Office workers and shoppers walk through Sydney's central business district in Australia, September 7, 2016. Reuters/Jason Reed

A new report shows that a number of Australians are being exploited in the workplace. The findings come amid slow wage growth in the country.

More than a million Australian employees rarely, or worse, never get the minimum wage while some are not paid for additional work carried outside actual shift hours. One in 10 people is considered ripped off by employees, findings in a report from Kronos show.

The report says that 43 percent of working Australians said they had worked for an employer who paid their labour less than the minimum. Also, time spent on meetings and training are not being paid, according to nearly half of Aussies.

Eleven percent believe their salary does not correctly correspond to the number of hours they have spent at work. For Kronos ANZ managing director Peter Harte, these results are disappointing amid today’s “mature economy” and at a time when several people are working harder.

Even backpackers and international students are not receiving the full legal minimum wage.
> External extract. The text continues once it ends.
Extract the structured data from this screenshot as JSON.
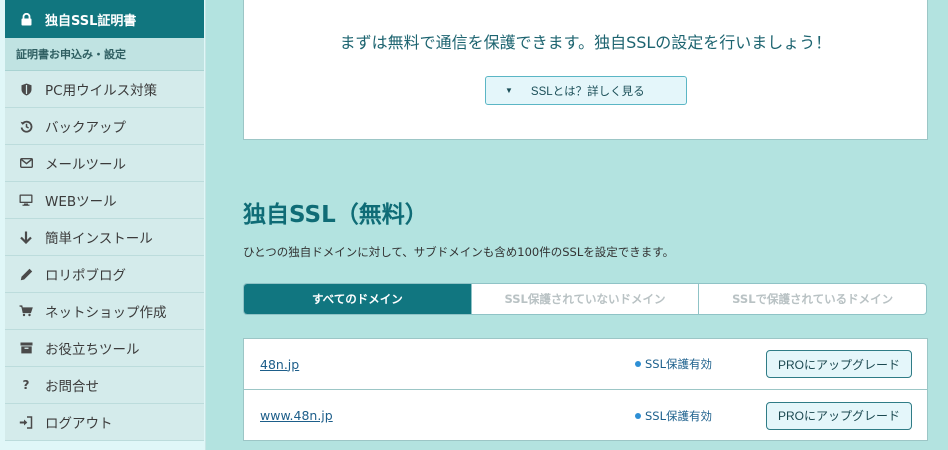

Findings previously released by UNSW Sydney and UTS suggested that the problem of exploitation of workers from abroad was severe.

A recipe for exploitation

Businesses that are breaching regulations may face significant penalty rates as the practice is illegal. Experts claimed the hospitality sector is one of the worst when it comes to wage theft.

Compared to workers from other industries, employees in the hospitality sector are not so strongly unionised. Will Barsby, an employment law expert at Shine Lawyers, said that the industry is a hotspot for exploitation primarily because workers are usually young, unskilled or migrants.

Barsby believes some workers are vulnerable. For some, working might be a condition of their visa, while some are in need of money. There are workers who remain unskilled, and Barsby said that remains to be a problem.

“When you put all these things in the mix, people aren’t aware of their rights — people are desperate to work, and it’s a recipe for exploitation,” News.com.au reports Barsby as saying. Underpayment is, with no doubt, an issue.

Australians are not blinded by illegal practices in the workforce as over 15 percent of respondents said they are aware that they were not paid correctly. But Harte maintained that the situation is not ideal for building a thriving and intelligent economy, something that the country must possess to compete on the global stage.